EQUINE UVEITIS

EQUINE UVEITIS

Last Updated on March 18, 2022 by Allison Price

What is UVEITIS and what causes it?

Uveitis is an inflammation of the uveal system of the eye. The iris, ciliary body, and choroid make up the uveal system. These structures are the vascular (blood vessel), and pigmented.

Uveitis can be caused from

  • Ocular trauma
  • Viral or systemic infection
  • Lens proteins are lost from a cataract.
  • Ocular tumors
  • Immune-mediated diseases

What is Equin Recurrent Uveitis?

Equine Recurrent Uveitis, also known as Equine Recurrent Uveitis, is a chronic, recurrent type of uveitis.

  • “Moon blindness”
  • Periodic ophthalmia
  • Iridocyclitis

It is not clear what causes horses to have a recurring form of uveitis while others only experience a single episode. The repeated bouts of inflammation, if not treated promptly, can lead to permanent scarring and even blindness. ERU is the leading cause of blindness in horses. Recurrent episodes of inflammation may occur in either one or both eyes. Although it is impossible to predict when an episode might recur or how likely it will be, some owners report seasonal patterns or an increased chance of episodes around deworming or vaccination. Your veterinarian will be able to assist you in adjusting your preventative care plan to reduce the chance of a flare-up.

EQUINE UVEITIS

SIGNS OF UVEITIS

  • You may notice these signs as a sign of uveitis:
  • Eye redness and swelling
  • Tearing
  • Squinting and sensitivity to light
  • Cloudiness or blue-ish cloudiness to the cornea

These are the first signs owners notice when the disease is beginning. Uveitis symptoms can look very similar to other eye conditions. It is important to speak with your veterinarian if you have any concerns about your horse’s eyes. Sometimes, it is necessary for the veterinarian to sedate your horse and numb your eyelids to properly examine your eye. Although they may look similar, treatment of uveitis can be very different from treatment for other eye conditions like corneal ulceration.

DIAGNOSIS:

Based on an ophthalmic exam, your vet can diagnose uveitis. ERU can be diagnosed if there are more than two episodes of uveitis. You can observe some of the more severe changes in an eye that isn’t actively inflamed. A thorough ophthalmic examination is an essential part of a prepurchase exam.
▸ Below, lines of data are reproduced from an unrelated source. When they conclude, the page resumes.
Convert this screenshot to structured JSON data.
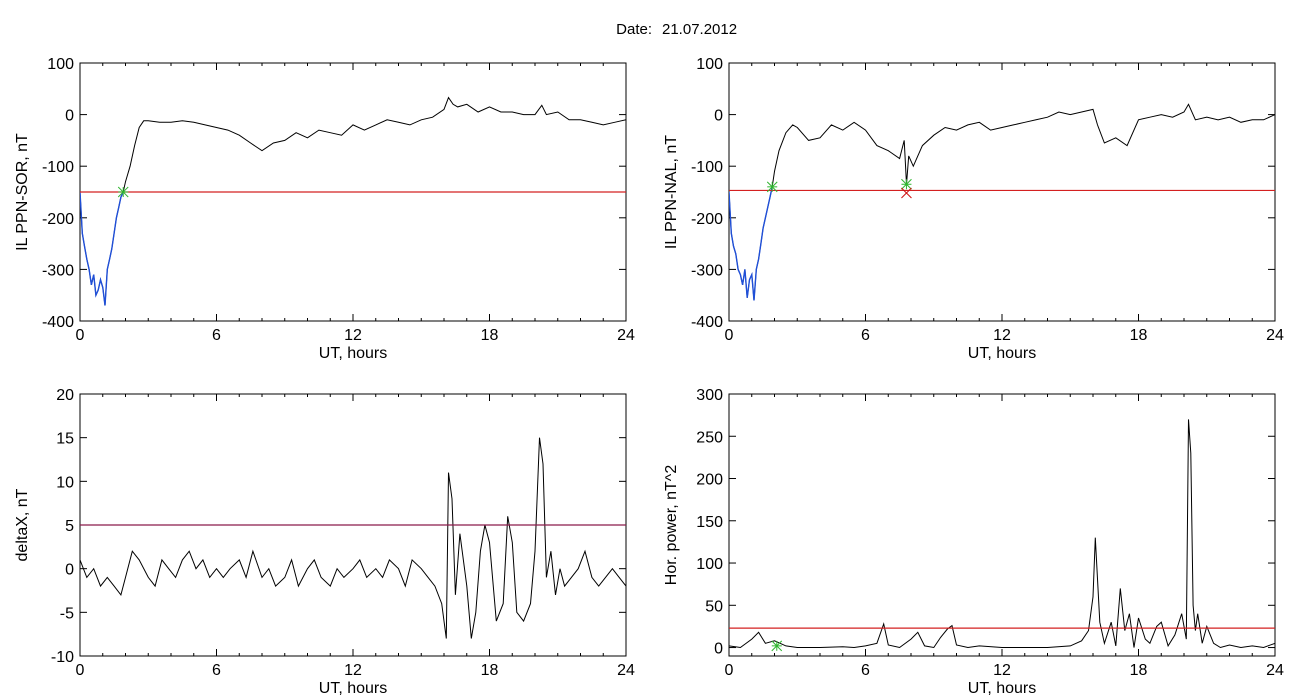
{
  "figure": {
    "date_label": "Date:",
    "date_value": "21.07.2012"
  },
  "colors": {
    "trace": "#000000",
    "highlight": "#1f4fd8",
    "threshold": "#d42020",
    "threshold_purple": "#8b1a4a",
    "marker_green": "#2fb52f",
    "marker_red": "#cc1111"
  },
  "chart_data": [
    {
      "id": "sor",
      "type": "line",
      "xlabel": "UT, hours",
      "ylabel": "IL PPN-SOR, nT",
      "xlim": [
        0,
        24
      ],
      "ylim": [
        -400,
        100
      ],
      "xticks": [
        0,
        6,
        12,
        18,
        24
      ],
      "yticks": [
        -400,
        -300,
        -200,
        -100,
        0,
        100
      ],
      "threshold": -150,
      "threshold_color": "red",
      "highlight_range": [
        0,
        1.9
      ],
      "markers": [
        {
          "x": 1.9,
          "y": -150,
          "shape": "asterisk",
          "color": "green"
        }
      ],
      "series": [
        {
          "x": [
            0.0,
            0.1,
            0.2,
            0.3,
            0.4,
            0.5,
            0.6,
            0.7,
            0.8,
            0.9,
            1.0,
            1.1,
            1.2,
            1.3,
            1.4,
            1.5,
            1.6,
            1.7,
            1.8,
            1.9,
            2.0,
            2.2,
            2.4,
            2.6,
            2.8,
            3.0,
            3.5,
            4.0,
            4.5,
            5.0,
            5.5,
            6.0,
            6.5,
            7.0,
            7.5,
            8.0,
            8.5,
            9.0,
            9.5,
            10.0,
            10.5,
            11.0,
            11.5,
            12.0,
            12.5,
            13.0,
            13.5,
            14.0,
            14.5,
            15.0,
            15.5,
            16.0,
            16.2,
            16.4,
            16.6,
            17.0,
            17.5,
            18.0,
            18.5,
            19.0,
            19.5,
            20.0,
            20.3,
            20.5,
            21.0,
            21.5,
            22.0,
            22.5,
            23.0,
            23.5,
            24.0
          ],
          "y": [
            -150,
            -230,
            -255,
            -280,
            -300,
            -330,
            -310,
            -350,
            -340,
            -320,
            -335,
            -370,
            -300,
            -280,
            -260,
            -230,
            -200,
            -180,
            -160,
            -150,
            -130,
            -100,
            -60,
            -25,
            -12,
            -12,
            -15,
            -15,
            -12,
            -15,
            -20,
            -25,
            -30,
            -40,
            -55,
            -70,
            -55,
            -50,
            -35,
            -45,
            -30,
            -35,
            -40,
            -20,
            -30,
            -20,
            -10,
            -15,
            -20,
            -10,
            -5,
            10,
            33,
            20,
            15,
            20,
            5,
            15,
            5,
            5,
            0,
            0,
            18,
            0,
            5,
            -10,
            -10,
            -15,
            -20,
            -15,
            -10
          ]
        }
      ]
    },
    {
      "id": "nal",
      "type": "line",
      "xlabel": "UT, hours",
      "ylabel": "IL PPN-NAL, nT",
      "xlim": [
        0,
        24
      ],
      "ylim": [
        -400,
        100
      ],
      "xticks": [
        0,
        6,
        12,
        18,
        24
      ],
      "yticks": [
        -400,
        -300,
        -200,
        -100,
        0,
        100
      ],
      "threshold": -147,
      "threshold_color": "red",
      "highlight_range": [
        0,
        1.9
      ],
      "markers": [
        {
          "x": 1.9,
          "y": -140,
          "shape": "asterisk",
          "color": "green"
        },
        {
          "x": 7.8,
          "y": -135,
          "shape": "asterisk",
          "color": "green"
        },
        {
          "x": 7.8,
          "y": -152,
          "shape": "cross",
          "color": "red"
        }
      ],
      "series": [
        {
          "x": [
            0.0,
            0.1,
            0.2,
            0.3,
            0.4,
            0.5,
            0.6,
            0.7,
            0.8,
            0.9,
            1.0,
            1.1,
            1.2,
            1.3,
            1.4,
            1.5,
            1.6,
            1.7,
            1.8,
            1.9,
            2.0,
            2.2,
            2.5,
            2.8,
            3.0,
            3.5,
            4.0,
            4.5,
            5.0,
            5.5,
            6.0,
            6.5,
            7.0,
            7.5,
            7.7,
            7.8,
            7.9,
            8.1,
            8.5,
            9.0,
            9.5,
            10.0,
            10.5,
            11.0,
            11.5,
            12.0,
            12.5,
            13.0,
            13.5,
            14.0,
            14.5,
            15.0,
            15.5,
            16.0,
            16.2,
            16.5,
            17.0,
            17.5,
            18.0,
            18.5,
            19.0,
            19.5,
            20.0,
            20.2,
            20.5,
            21.0,
            21.5,
            22.0,
            22.5,
            23.0,
            23.5,
            24.0
          ],
          "y": [
            -150,
            -230,
            -255,
            -270,
            -300,
            -310,
            -330,
            -300,
            -355,
            -320,
            -310,
            -360,
            -300,
            -280,
            -250,
            -220,
            -200,
            -180,
            -160,
            -140,
            -110,
            -70,
            -35,
            -20,
            -25,
            -50,
            -45,
            -20,
            -30,
            -15,
            -30,
            -60,
            -70,
            -85,
            -50,
            -135,
            -80,
            -100,
            -60,
            -40,
            -25,
            -30,
            -20,
            -15,
            -30,
            -25,
            -20,
            -15,
            -10,
            -5,
            5,
            0,
            5,
            10,
            -20,
            -55,
            -45,
            -60,
            -10,
            -5,
            0,
            -5,
            5,
            20,
            -10,
            -5,
            -10,
            -5,
            -15,
            -10,
            -10,
            0
          ]
        }
      ]
    },
    {
      "id": "deltax",
      "type": "line",
      "xlabel": "UT, hours",
      "ylabel": "deltaX, nT",
      "xlim": [
        0,
        24
      ],
      "ylim": [
        -10,
        20
      ],
      "xticks": [
        0,
        6,
        12,
        18,
        24
      ],
      "yticks": [
        -10,
        -5,
        0,
        5,
        10,
        15,
        20
      ],
      "threshold": 5,
      "threshold_color": "purple",
      "highlight_range": null,
      "markers": [],
      "series": [
        {
          "x": [
            0.0,
            0.3,
            0.6,
            0.9,
            1.2,
            1.5,
            1.8,
            2.0,
            2.3,
            2.6,
            3.0,
            3.3,
            3.6,
            3.9,
            4.2,
            4.5,
            4.8,
            5.1,
            5.4,
            5.7,
            6.0,
            6.3,
            6.6,
            7.0,
            7.3,
            7.6,
            8.0,
            8.3,
            8.6,
            9.0,
            9.3,
            9.6,
            10.0,
            10.3,
            10.6,
            11.0,
            11.3,
            11.6,
            12.0,
            12.3,
            12.6,
            13.0,
            13.3,
            13.6,
            14.0,
            14.3,
            14.6,
            15.0,
            15.3,
            15.6,
            15.9,
            16.1,
            16.2,
            16.35,
            16.5,
            16.7,
            17.0,
            17.2,
            17.4,
            17.6,
            17.8,
            18.0,
            18.3,
            18.6,
            18.8,
            19.0,
            19.2,
            19.5,
            19.8,
            20.0,
            20.2,
            20.35,
            20.5,
            20.7,
            20.9,
            21.1,
            21.3,
            21.6,
            21.9,
            22.2,
            22.5,
            22.8,
            23.1,
            23.4,
            23.7,
            24.0
          ],
          "y": [
            1,
            -1,
            0,
            -2,
            -1,
            -2,
            -3,
            -1,
            2,
            1,
            -1,
            -2,
            1,
            0,
            -1,
            1,
            2,
            0,
            1,
            -1,
            0,
            -1,
            0,
            1,
            -1,
            2,
            -1,
            0,
            -2,
            -1,
            1,
            -2,
            0,
            1,
            -1,
            -2,
            0,
            -1,
            0,
            1,
            -1,
            0,
            -1,
            1,
            0,
            -2,
            1,
            0,
            -1,
            -2,
            -4,
            -8,
            11,
            8,
            -3,
            4,
            -2,
            -8,
            -5,
            2,
            5,
            3,
            -6,
            -4,
            6,
            3,
            -5,
            -6,
            -4,
            2,
            15,
            12,
            -1,
            2,
            -3,
            0,
            -2,
            -1,
            0,
            2,
            -1,
            -2,
            -1,
            0,
            -1,
            -2
          ]
        }
      ]
    },
    {
      "id": "power",
      "type": "line",
      "xlabel": "UT, hours",
      "ylabel": "Hor. power, nT^2",
      "xlim": [
        0,
        24
      ],
      "ylim": [
        -10,
        300
      ],
      "xticks": [
        0,
        6,
        12,
        18,
        24
      ],
      "yticks": [
        0,
        50,
        100,
        150,
        200,
        250,
        300
      ],
      "threshold": 23,
      "threshold_color": "red",
      "highlight_range": null,
      "markers": [
        {
          "x": 2.1,
          "y": 2,
          "shape": "asterisk",
          "color": "green"
        }
      ],
      "series": [
        {
          "x": [
            0.0,
            0.5,
            1.0,
            1.3,
            1.6,
            2.0,
            2.5,
            3.0,
            4.0,
            5.0,
            5.5,
            6.0,
            6.5,
            6.8,
            7.0,
            7.5,
            8.0,
            8.3,
            8.6,
            9.0,
            9.3,
            9.6,
            9.8,
            10.0,
            10.5,
            11.0,
            12.0,
            13.0,
            14.0,
            15.0,
            15.5,
            15.8,
            16.0,
            16.1,
            16.3,
            16.5,
            16.8,
            17.0,
            17.2,
            17.4,
            17.6,
            17.8,
            18.0,
            18.3,
            18.5,
            18.8,
            19.0,
            19.3,
            19.6,
            19.9,
            20.1,
            20.2,
            20.3,
            20.4,
            20.5,
            20.6,
            20.8,
            21.0,
            21.3,
            21.6,
            22.0,
            22.5,
            23.0,
            23.5,
            24.0
          ],
          "y": [
            2,
            0,
            10,
            18,
            5,
            8,
            2,
            0,
            0,
            1,
            0,
            2,
            5,
            28,
            3,
            0,
            10,
            18,
            2,
            0,
            12,
            22,
            26,
            3,
            0,
            2,
            0,
            0,
            0,
            2,
            8,
            20,
            60,
            130,
            30,
            5,
            30,
            2,
            70,
            20,
            40,
            0,
            35,
            10,
            5,
            25,
            30,
            2,
            15,
            40,
            10,
            270,
            230,
            50,
            20,
            40,
            5,
            25,
            5,
            0,
            3,
            0,
            2,
            0,
            5
          ]
        }
      ]
    }
  ]
}
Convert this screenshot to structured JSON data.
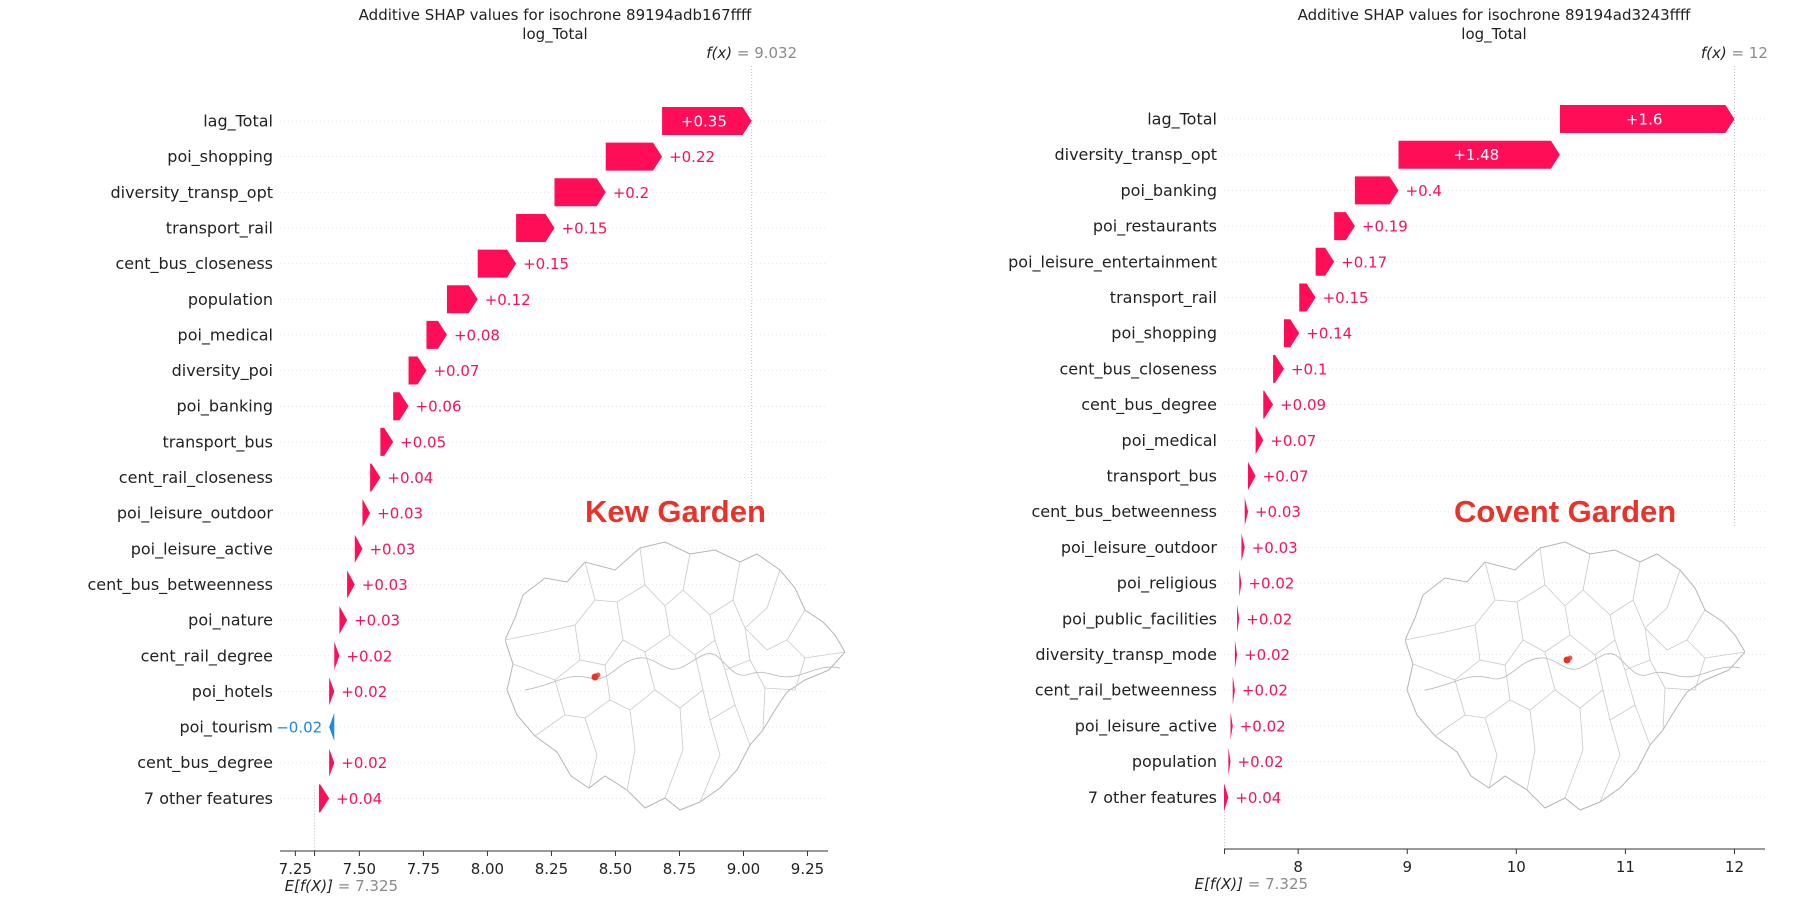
{
  "colors": {
    "positive": "#ff0d57",
    "negative": "#1e88e5",
    "highlight": "#e8332a",
    "grey_text": "#8a8a8a"
  },
  "chart_data": [
    {
      "type": "waterfall",
      "title": "Additive SHAP values for isochrone 89194adb167ffff",
      "subtitle": "log_Total",
      "fx_label": "f(x)",
      "fx_value": "= 9.032",
      "base_label": "E[f(X)]",
      "base_value_label": "= 7.325",
      "base_value": 7.325,
      "final_value": 9.032,
      "xlim": [
        7.19,
        9.33
      ],
      "xticks": [
        7.25,
        7.5,
        7.75,
        8.0,
        8.25,
        8.5,
        8.75,
        9.0,
        9.25
      ],
      "xtick_labels": [
        "7.25",
        "7.50",
        "7.75",
        "8.00",
        "8.25",
        "8.50",
        "8.75",
        "9.00",
        "9.25"
      ],
      "features": [
        "lag_Total",
        "poi_shopping",
        "diversity_transp_opt",
        "transport_rail",
        "cent_bus_closeness",
        "population",
        "poi_medical",
        "diversity_poi",
        "poi_banking",
        "transport_bus",
        "cent_rail_closeness",
        "poi_leisure_outdoor",
        "poi_leisure_active",
        "cent_bus_betweenness",
        "poi_nature",
        "cent_rail_degree",
        "poi_hotels",
        "poi_tourism",
        "cent_bus_degree",
        "7 other features"
      ],
      "values": [
        0.35,
        0.22,
        0.2,
        0.15,
        0.15,
        0.12,
        0.08,
        0.07,
        0.06,
        0.05,
        0.04,
        0.03,
        0.03,
        0.03,
        0.03,
        0.02,
        0.02,
        -0.02,
        0.02,
        0.04
      ],
      "value_labels": [
        "+0.35",
        "+0.22",
        "+0.2",
        "+0.15",
        "+0.15",
        "+0.12",
        "+0.08",
        "+0.07",
        "+0.06",
        "+0.05",
        "+0.04",
        "+0.03",
        "+0.03",
        "+0.03",
        "+0.03",
        "+0.02",
        "+0.02",
        "−0.02",
        "+0.02",
        "+0.04"
      ],
      "starts": [
        8.682,
        8.462,
        8.262,
        8.112,
        7.962,
        7.842,
        7.762,
        7.692,
        7.632,
        7.582,
        7.542,
        7.512,
        7.482,
        7.452,
        7.422,
        7.402,
        7.382,
        7.402,
        7.382,
        7.342
      ]
    },
    {
      "type": "waterfall",
      "title": "Additive SHAP values for isochrone 89194ad3243ffff",
      "subtitle": "log_Total",
      "fx_label": "f(x)",
      "fx_value": "= 12",
      "base_label": "E[f(X)]",
      "base_value_label": "= 7.325",
      "base_value": 7.325,
      "final_value": 12.0,
      "xlim": [
        7.32,
        12.28
      ],
      "xticks": [
        8,
        9,
        10,
        11,
        12
      ],
      "xtick_labels": [
        "8",
        "9",
        "10",
        "11",
        "12"
      ],
      "features": [
        "lag_Total",
        "diversity_transp_opt",
        "poi_banking",
        "poi_restaurants",
        "poi_leisure_entertainment",
        "transport_rail",
        "poi_shopping",
        "cent_bus_closeness",
        "cent_bus_degree",
        "poi_medical",
        "transport_bus",
        "cent_bus_betweenness",
        "poi_leisure_outdoor",
        "poi_religious",
        "poi_public_facilities",
        "diversity_transp_mode",
        "cent_rail_betweenness",
        "poi_leisure_active",
        "population",
        "7 other features"
      ],
      "values": [
        1.6,
        1.48,
        0.4,
        0.19,
        0.17,
        0.15,
        0.14,
        0.1,
        0.09,
        0.07,
        0.07,
        0.03,
        0.03,
        0.02,
        0.02,
        0.02,
        0.02,
        0.02,
        0.02,
        0.04
      ],
      "value_labels": [
        "+1.6",
        "+1.48",
        "+0.4",
        "+0.19",
        "+0.17",
        "+0.15",
        "+0.14",
        "+0.1",
        "+0.09",
        "+0.07",
        "+0.07",
        "+0.03",
        "+0.03",
        "+0.02",
        "+0.02",
        "+0.02",
        "+0.02",
        "+0.02",
        "+0.02",
        "+0.04"
      ],
      "starts": [
        10.4,
        8.92,
        8.52,
        8.33,
        8.16,
        8.01,
        7.87,
        7.77,
        7.68,
        7.61,
        7.54,
        7.51,
        7.48,
        7.46,
        7.44,
        7.42,
        7.4,
        7.38,
        7.36,
        7.32
      ]
    }
  ],
  "maps": {
    "left_label": "Kew Garden",
    "right_label": "Covent Garden"
  }
}
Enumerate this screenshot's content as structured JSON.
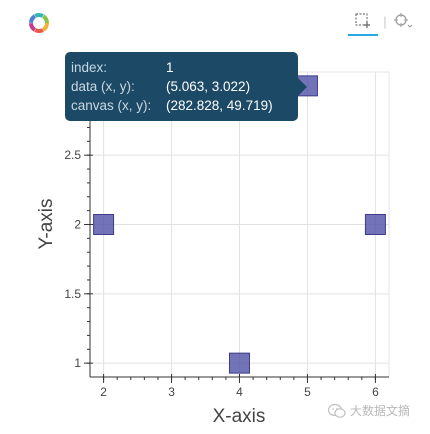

TREATMENT OF A SINGLE UVEITIS BOUT:

The treatment of uveitis involves a combination systemic and topical antiinflammatory medication. Bute and Banamine are non-steroidal antiinflammatory drugs that have pain relieving properties. Banamine is more effective than Bute or aspirin. A topical steroid solution or ointment is often used in the treatment of uveitis. This usually includes an antibiotic and a steroid cream. Topical application of steroids allows for high levels of medication to be delivered to the eye. Steroids have a stronger anti-inflammatory effect. A corneal ulcer is a reason to avoid topical steroids. If your veterinarian has diagnosed a corneal ulcer, you should not use a topical steroid. You can also apply topically a medication called atropine. The medication relaxes the muscles in the pupil, dilation occurs. You can also protect your horse’s eyes against light, irritants, and trauma by keeping them in a darkened stall or arena. After applying the atropine, you should be careful not to rub your eyes. The atropine may cause temporary, but unpleasant, dilation of your pupil. You’ve probably experienced a complete eye exam by a human optometrist.

TREATMENT OF RECURRENT UVEITIS

Patients with ERU experience active bouts of inflammation. To minimize inflammation and prevent permanent damage to the eyes, they are treated in the same manner as the previous paragraphs. Bute and other supplements like MSM, have not been shown to be effective in decreasing or preventing recurring episodes. Some veterinarian ophthalmologists recommend that daily aspirin be taken. Although it is not clear why, there is evidence to suggest that aspirin may reduce recurrence. The effectiveness of surgical implantation of a device that delivers powerful immunosuppressive drugs called cyclosporine A has been shown to decrease the severity and duration of inflammation as well as tissue damage in the eyes over a 3-to 4-year period. Horses with active inflammation that is not controlled by NSAIDs or topical steroids will not respond to treatment with cyclosporine.

It is important to be alert for subtle signs that a recurring bout may be coming on. If you are concerned that an episode may be starting, contact your veterinarian immediately.